The show has notes of absurd humor, but they tend to be loaded with ugliness. “Would you like a second toilet?” Armond asks Shane, who’s demanding to know what other upgrades are available. “I dreamed I was on top of this beautiful mountain range in Asia and I had a cyanide pill,” Tanya tells Belinda (Natasha Rothwell), the spa manager, whose equilibrium and care she feeds off of like a succubus. At one point, Mark is floored by a health crisis and a revelation about his father; the scene is played for laughs and yet feels disturbingly unfunny. White isn’t unsympathetic toward his characters—Coolidge, in particular, delivers an extraordinary performance and tenderizes a woman who, in lesser hands, could have been a ghoulish caricature. Still, he seems stuck between acknowledging their unhappiness and skewering them for their toxic behavior, never quite extending all the way in one direction or another, never allowing the show to be purely funny or purely tragic for a minute.
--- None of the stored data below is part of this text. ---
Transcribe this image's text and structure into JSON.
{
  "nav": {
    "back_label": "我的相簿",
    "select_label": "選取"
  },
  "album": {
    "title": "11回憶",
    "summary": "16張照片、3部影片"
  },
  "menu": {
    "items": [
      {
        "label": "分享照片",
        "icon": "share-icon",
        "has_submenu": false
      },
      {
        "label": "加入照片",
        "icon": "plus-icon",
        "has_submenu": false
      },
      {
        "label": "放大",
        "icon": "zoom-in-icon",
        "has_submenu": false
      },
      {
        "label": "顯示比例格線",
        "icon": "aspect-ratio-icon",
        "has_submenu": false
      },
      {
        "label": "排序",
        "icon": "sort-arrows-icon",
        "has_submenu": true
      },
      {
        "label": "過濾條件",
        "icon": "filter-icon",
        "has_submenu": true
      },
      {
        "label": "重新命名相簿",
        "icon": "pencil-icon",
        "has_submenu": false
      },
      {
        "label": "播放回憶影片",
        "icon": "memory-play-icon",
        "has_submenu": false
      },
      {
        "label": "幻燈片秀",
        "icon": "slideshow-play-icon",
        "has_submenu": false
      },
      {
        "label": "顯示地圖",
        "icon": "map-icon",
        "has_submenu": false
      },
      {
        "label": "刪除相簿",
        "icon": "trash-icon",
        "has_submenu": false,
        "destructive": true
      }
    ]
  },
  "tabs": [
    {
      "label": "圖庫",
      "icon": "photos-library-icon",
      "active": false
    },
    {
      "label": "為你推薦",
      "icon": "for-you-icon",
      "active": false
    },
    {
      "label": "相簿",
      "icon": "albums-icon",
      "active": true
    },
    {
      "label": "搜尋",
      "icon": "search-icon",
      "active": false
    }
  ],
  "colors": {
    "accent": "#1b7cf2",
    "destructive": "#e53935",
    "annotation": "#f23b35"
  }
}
Everything is a push-pull between feeling for his rich, monstrous characters and loathing them for not seeing the truth about themselves.

But if The White Lotus is clear on the sins of the elite, it doesn’t let its below-stairs characters off the hook either, or patronize their virtuous labor in a Downton Abbey kind of way. Armond can be as tyrannical, abusive, and petty as the guests he caters to. The series is most sympathetic toward Belinda, who is consumed by the vampiric emotional demands of wealthy women, but it also makes clear that she has her own agenda in getting close to them. Every interaction in the series is an exchange of power, and even when people try their hardest to use that power in benevolent ways, or to redistribute it, things go awry. “Nobody cedes their privilege,” Mark tells his wife and kids during a tense dinner debate. “That’s absurd. It goes against human nature. We’re all just trying to win the game of life.”

And that, The White Lotus suggests, is exactly the problem. We’re so hardwired to want to accumulate things—possessions, money, experiences, even people—that sacrificing any of them feels harder and more painful than unhappiness itself. As Mark and Nicole’s son says toward the end of the series,“We’re all just parasites eating the last fish and throwing our plastic crap in the ocean.”